A note on this article

This article is for educational purposes only and does not constitute a clinical diagnosis. Please consult a registered dental practitioner for assessment and treatment advice.

The cover image above is an AI-generated illustration based on the most common visible features of this condition described in clinical pathology references. It is not a photograph of a real case and should not be used to diagnose or rule out the condition in your own situation. If you are concerned about something you have noticed, please book an assessment with a registered dental practitioner.

References

  • Neville, B. W., Damm, D. D., Allen, C. M., & Chi, A. C. (2023). Oral and maxillofacial pathology (5th ed.). Elsevier. Chapter 2, Abnormalities of Teeth: Hereditary Disorders of Dentin and Dentin Sialophosphoprotein-Associated Dentin Defects, pp. 103 to 108.

  • Cawson, R. A., & Odell, E. W. (2017). Cawson's essentials of oral pathology and oral medicine (8th ed.). Elsevier. Chapter 2, Disorders of Development: cross-reference for hereditary opalescent dentine.

  • Regezi, J. A., Sciubba, J. J., & Jordan, R. C. K. (2017). Oral pathology: Clinical pathologic correlations (7th ed.). Elsevier. Chapter on Abnormalities of Teeth: cross-reference for dentinogenesis imperfecta.

Frequently asked questions

What is dentinogenesis imperfecta?

Dentinogenesis imperfecta (DI) is an inherited disorder of dentin development that gives teeth an opalescent blue-grey or amber colour and makes them weak and prone to wear. There are three classical types: Type I, associated with osteogenesis imperfecta (brittle bone disease); Type II, isolated DI; and Type III, the rare 'Brandywine' subtype with shell-like teeth.

What do teeth with dentinogenesis imperfecta look like?

The teeth often look translucent and grey-blue or brownish-amber, sometimes described as opalescent. Enamel can chip off because it does not bond well to the abnormal dentin, exposing softer dentin that wears down rapidly. X-rays show bulbous crowns, short narrow roots and pulp chambers that are obliterated by abnormal dentin.

How is DI different from amelogenesis imperfecta?

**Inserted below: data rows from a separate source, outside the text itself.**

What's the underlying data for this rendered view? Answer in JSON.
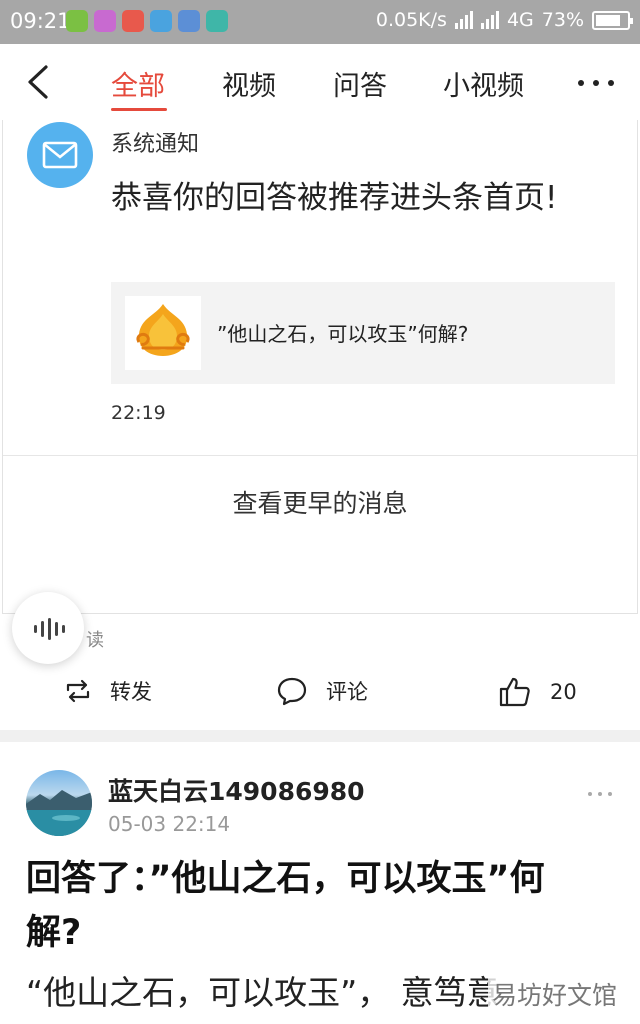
{
  "status_bar": {
    "time": "09:21",
    "network_speed": "0.05K/s",
    "network_type": "4G",
    "battery": "73%"
  },
  "nav": {
    "tabs": [
      {
        "label": "全部"
      },
      {
        "label": "视频"
      },
      {
        "label": "问答"
      },
      {
        "label": "小视频"
      }
    ]
  },
  "notification": {
    "sender": "系统通知",
    "message": "恭喜你的回答被推荐进头条首页!",
    "ref_question": "”他山之石，可以攻玉”何解?",
    "time": "22:19",
    "view_earlier": "查看更早的消息"
  },
  "voice": {
    "label": "读"
  },
  "actions": {
    "repost": "转发",
    "comment": "评论",
    "like_count": "20"
  },
  "post": {
    "author": "蓝天白云149086980",
    "time": "05-03 22:14",
    "title": "回答了：”他山之石，可以攻玉”何解?",
    "body": "“他山之石，可以攻玉”， 意笃意"
  },
  "watermark": "易坊好文馆"
}
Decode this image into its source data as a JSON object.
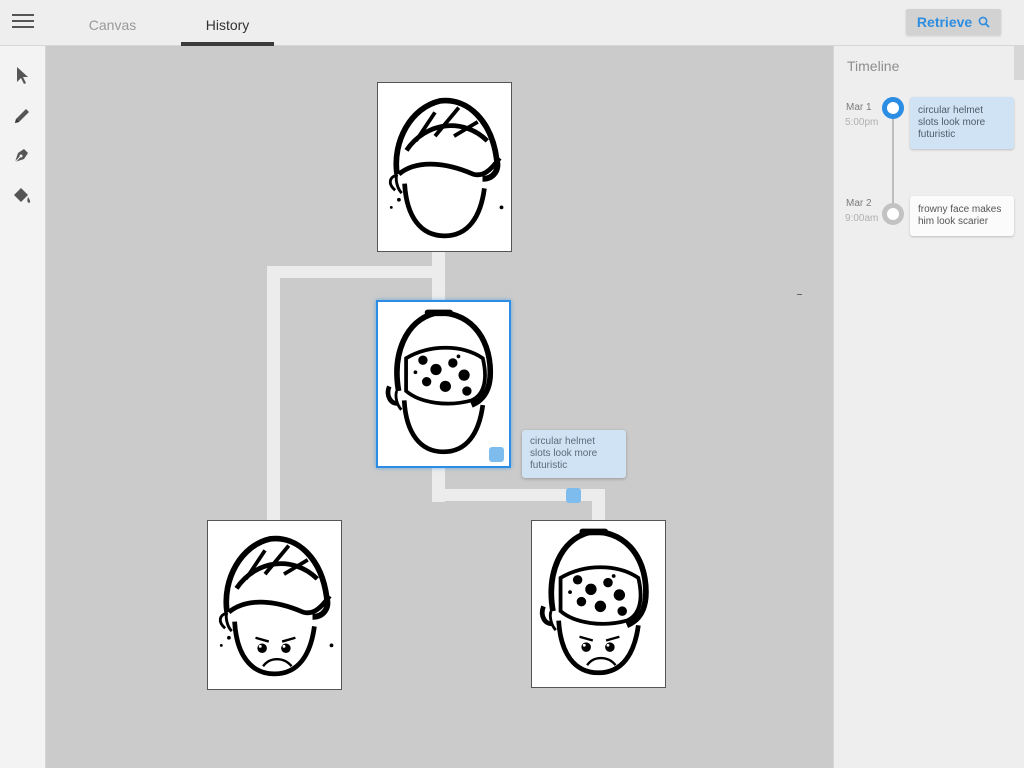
{
  "nav": {
    "menu_icon": "hamburger-menu-icon",
    "tabs": [
      {
        "label": "Canvas",
        "active": false
      },
      {
        "label": "History",
        "active": true
      }
    ],
    "retrieve_label": "Retrieve",
    "retrieve_icon": "search-icon"
  },
  "tools": [
    {
      "name": "select",
      "icon": "cursor-arrow-icon"
    },
    {
      "name": "pencil",
      "icon": "pencil-icon"
    },
    {
      "name": "pen",
      "icon": "pen-nib-icon"
    },
    {
      "name": "fill",
      "icon": "paint-bucket-icon"
    }
  ],
  "canvas": {
    "selected_note": "circular helmet slots look more futuristic"
  },
  "timeline": {
    "title": "Timeline",
    "entries": [
      {
        "date": "Mar 1",
        "time": "5:00pm",
        "note": "circular helmet slots look more futuristic",
        "active": true
      },
      {
        "date": "Mar 2",
        "time": "9:00am",
        "note": "frowny face makes him look scarier",
        "active": false
      }
    ]
  },
  "colors": {
    "accent": "#2b8de3",
    "note_bg": "#cfe3f5",
    "canvas_bg": "#cbcbcb"
  }
}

In amelogenesis imperfecta, the primary defect is in the enamel itself; the dentin is normal. In dentinogenesis imperfecta, the enamel structure is normal at first but it fractures off the abnormal dentin underneath. Both conditions affect all teeth and run in families, and genetic testing can confirm which gene is involved.

How is dentinogenesis imperfecta treated?

Treatment is lifelong restorative dentistry to protect the teeth from wear, restore appearance and maintain function. Children may need composite or stainless-steel crowns on the back teeth. Adolescents and adults usually need full-coverage crowns or veneers, occasionally combined with orthodontics, and sometimes implant-supported prostheses for missing teeth. Coordination with paediatricians and bone specialists is important when DI is part of osteogenesis imperfecta.